Like this:

import org.apache.spark.storage.StorageLevel
val rdd = sc.parallelize(1 to 1000000).persist(StorageLevel.MEMORY_AND_DISK_SER)

Thanks
Best Regards

On Mon, Oct 13, 2014 at 12:50 PM, Chengi Liu <chengi.liu.86@gmail.com> wrote:
Cool.. Thanks.. And one last final question..
conf = SparkConf.set(....).set(...)
matrix = get_data(..)
rdd = sc.parallelize(matrix) # heap error here...
How and where do I set set the storage level.. seems like conf is the wrong place to set this thing up..?? as I get this error:
py4j.protocol.Py4JJavaError: An error occurred while calling None.org.apache.spark.api.java.JavaSparkContext.
: java.lang.IllegalArgumentException: For input string: "StorageLevel.MEMORY_AND_DISK_SER"
?
Thanks for all the help

On Mon, Oct 13, 2014 at 12:15 AM, Akhil Das <akhil@sigmoidanalytics.com> wrote:
like this you can set:

sparkConf.set("spark.executor.extraJavaOptions", " -XX:+UseCompressedOops -XX:+UseConcMarkSweepGC -XX:+AggressiveOpts -XX:FreqInlineSize=300 -XX:MaxInlineSize=300 ")


Thanks
Best Regards

On Mon, Oct 13, 2014 at 12:36 PM, Chengi Liu <chengi.liu.86@gmail.com> wrote:
Hi Akhil,
  Thanks for the response..
Another query... do you know how to use "spark.executor.extraJavaOptions" option?
SparkConf.set("spark.executor.extraJavaOptions","what value should go in here")?
I am trying to find an example but cannot seem to find the same.. 


On Mon, Oct 13, 2014 at 12:03 AM, Akhil Das <akhil@sigmoidanalytics.com> wrote:
Few things to keep in mind:
- I believe Driver memory should not exceed executor memory
- Set spark.storage.memoryFraction default is 0.6
- Set spark.rdd.compress default is set to false
- Always specify the level of parallelism while doing a groupBy, reduceBy, join, sortBy etc.
- If you don't have enough memory and the data is huge, then set the Storage level to DISK_AND_MEMORY_SER

More you can read over here.

Thanks
Best Regards

On Sun, Oct 12, 2014 at 10:28 PM, Chengi Liu <chengi.liu.86@gmail.com> wrote:
Hi,
  I am trying to use spark but I am having hard time configuring the sparkconf...
My current conf is 
conf = SparkConf().set("spark.executor.memory","10g").set("spark.akka.frameSize", "100000000").set("spark.driver.memory","16g")
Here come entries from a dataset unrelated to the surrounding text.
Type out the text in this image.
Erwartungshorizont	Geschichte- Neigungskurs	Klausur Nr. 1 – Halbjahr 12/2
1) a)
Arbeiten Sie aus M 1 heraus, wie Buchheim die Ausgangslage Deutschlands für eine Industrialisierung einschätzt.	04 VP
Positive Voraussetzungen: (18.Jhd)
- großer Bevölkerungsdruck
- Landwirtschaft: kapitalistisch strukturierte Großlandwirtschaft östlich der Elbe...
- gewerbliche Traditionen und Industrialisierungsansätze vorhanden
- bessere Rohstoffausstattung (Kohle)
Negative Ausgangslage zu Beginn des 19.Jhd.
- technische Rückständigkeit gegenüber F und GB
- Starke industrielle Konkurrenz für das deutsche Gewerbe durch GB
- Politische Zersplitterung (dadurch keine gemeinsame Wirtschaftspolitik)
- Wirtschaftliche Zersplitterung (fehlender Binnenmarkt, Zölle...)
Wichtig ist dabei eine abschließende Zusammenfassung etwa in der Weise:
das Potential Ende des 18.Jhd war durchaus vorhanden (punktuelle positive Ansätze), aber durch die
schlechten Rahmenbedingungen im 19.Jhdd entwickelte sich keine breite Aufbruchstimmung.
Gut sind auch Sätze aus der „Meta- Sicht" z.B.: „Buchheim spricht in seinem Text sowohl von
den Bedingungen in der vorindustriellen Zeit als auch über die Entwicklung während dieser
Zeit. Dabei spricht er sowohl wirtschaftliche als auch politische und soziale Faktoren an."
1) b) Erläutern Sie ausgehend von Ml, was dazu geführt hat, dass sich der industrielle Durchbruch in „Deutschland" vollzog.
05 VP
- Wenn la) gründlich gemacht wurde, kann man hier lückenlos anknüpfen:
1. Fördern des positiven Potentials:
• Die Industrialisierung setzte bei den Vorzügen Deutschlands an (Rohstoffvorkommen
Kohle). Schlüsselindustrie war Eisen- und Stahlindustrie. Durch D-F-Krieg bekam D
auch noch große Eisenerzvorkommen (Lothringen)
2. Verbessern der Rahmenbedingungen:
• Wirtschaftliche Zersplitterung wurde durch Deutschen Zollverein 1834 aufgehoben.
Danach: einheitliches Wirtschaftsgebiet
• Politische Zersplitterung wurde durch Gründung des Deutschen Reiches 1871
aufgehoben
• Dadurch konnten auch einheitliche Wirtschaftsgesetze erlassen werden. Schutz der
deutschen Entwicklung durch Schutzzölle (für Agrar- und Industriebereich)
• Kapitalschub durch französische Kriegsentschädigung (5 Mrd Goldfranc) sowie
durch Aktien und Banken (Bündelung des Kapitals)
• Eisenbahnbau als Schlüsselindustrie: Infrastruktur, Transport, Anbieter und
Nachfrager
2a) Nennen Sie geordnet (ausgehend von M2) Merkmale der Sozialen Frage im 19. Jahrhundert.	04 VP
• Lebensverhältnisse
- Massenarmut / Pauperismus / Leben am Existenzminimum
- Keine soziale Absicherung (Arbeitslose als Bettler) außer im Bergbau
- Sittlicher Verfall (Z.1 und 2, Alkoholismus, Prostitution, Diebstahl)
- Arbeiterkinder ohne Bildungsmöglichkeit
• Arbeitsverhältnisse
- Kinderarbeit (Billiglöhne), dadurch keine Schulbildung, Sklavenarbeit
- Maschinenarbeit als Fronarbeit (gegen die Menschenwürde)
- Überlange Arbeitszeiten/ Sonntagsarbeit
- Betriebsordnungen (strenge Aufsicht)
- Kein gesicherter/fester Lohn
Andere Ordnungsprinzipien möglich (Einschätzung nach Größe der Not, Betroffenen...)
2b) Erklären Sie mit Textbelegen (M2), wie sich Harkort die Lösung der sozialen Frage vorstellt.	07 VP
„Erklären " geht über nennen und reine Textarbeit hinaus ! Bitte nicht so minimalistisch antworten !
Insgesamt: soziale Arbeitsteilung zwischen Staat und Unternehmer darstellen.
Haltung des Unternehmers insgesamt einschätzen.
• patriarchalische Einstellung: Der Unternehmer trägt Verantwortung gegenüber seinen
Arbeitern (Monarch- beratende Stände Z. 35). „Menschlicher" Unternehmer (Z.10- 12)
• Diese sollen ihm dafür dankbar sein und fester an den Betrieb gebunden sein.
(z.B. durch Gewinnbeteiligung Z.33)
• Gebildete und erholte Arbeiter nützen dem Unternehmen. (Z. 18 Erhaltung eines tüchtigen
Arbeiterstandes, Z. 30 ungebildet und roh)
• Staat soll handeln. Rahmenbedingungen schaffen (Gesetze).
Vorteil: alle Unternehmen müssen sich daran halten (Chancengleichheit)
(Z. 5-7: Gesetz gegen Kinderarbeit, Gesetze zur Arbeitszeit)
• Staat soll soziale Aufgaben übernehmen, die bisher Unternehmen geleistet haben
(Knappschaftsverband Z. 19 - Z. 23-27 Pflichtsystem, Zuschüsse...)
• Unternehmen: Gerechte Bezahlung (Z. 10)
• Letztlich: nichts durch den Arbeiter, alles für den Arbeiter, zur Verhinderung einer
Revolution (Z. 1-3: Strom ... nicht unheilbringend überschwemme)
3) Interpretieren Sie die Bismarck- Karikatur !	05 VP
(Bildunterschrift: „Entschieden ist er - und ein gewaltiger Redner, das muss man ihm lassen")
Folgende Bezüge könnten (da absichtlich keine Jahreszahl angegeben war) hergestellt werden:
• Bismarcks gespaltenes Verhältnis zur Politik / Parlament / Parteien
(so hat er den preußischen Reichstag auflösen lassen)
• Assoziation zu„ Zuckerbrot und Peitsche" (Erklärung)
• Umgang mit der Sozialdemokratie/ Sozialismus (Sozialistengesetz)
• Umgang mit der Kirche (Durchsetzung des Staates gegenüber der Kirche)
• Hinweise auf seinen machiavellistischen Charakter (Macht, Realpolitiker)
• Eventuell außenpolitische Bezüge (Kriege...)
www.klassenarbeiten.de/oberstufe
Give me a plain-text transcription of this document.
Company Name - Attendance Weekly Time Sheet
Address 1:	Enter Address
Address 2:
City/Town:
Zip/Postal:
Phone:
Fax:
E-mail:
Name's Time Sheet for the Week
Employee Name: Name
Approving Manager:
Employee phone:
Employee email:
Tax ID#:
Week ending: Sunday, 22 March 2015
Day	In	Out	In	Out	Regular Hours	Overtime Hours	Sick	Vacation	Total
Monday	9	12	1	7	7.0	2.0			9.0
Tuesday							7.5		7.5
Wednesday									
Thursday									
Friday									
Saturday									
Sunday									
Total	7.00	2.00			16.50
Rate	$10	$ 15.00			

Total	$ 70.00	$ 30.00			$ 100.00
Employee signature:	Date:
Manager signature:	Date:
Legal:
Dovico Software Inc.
but I still see the java heap size error
14/10/12 09:54:50 ERROR Executor: Exception in task 3.0 in stage 0.0 (TID 3)
java.lang.OutOfMemoryError: Java heap space
at com.esotericsoftware.kryo.io.Input.readBytes(Input.java:296)
at com.esotericsoftware.kryo.serializers.DefaultArraySerializers$ByteArraySerializer.read(DefaultArraySerializers.java:35)
at com.esotericsoftware.kryo.serializers.DefaultArraySerializers$ByteArraySerializer.read(DefaultArraySerializers.java:18)
at com.esotericsoftware.kryo.Kryo.readObjectOrNull(Kryo.java:699)
at com.esotericsoftware.kryo.serializers.DefaultArraySerializers$ObjectArraySerializer.read(DefaultArraySerializers.java:332)
at com.esotericsoftware.kryo.serializers.DefaultArraySerializers$ObjectArraySerializer.read(DefaultArraySerializers.java:293)
at com.esotericsoftware.kryo.Kryo.readClassAndObject(Kryo.java:729)
at com.twitter.chill.WrappedArraySerializer.read(WrappedArraySerializer.scala:34)
at com.twitter.chill.WrappedArraySerializer.read(WrappedArraySerializer.scala:21)
at com.esotericsoftware.kryo.Kryo.readClassAndObject(Kryo.java:729)
at org.apache.spark.serializer.KryoDeserializationStream.readO


Whats the right way to turn these knobs and what other knobs I can play with.
Thanks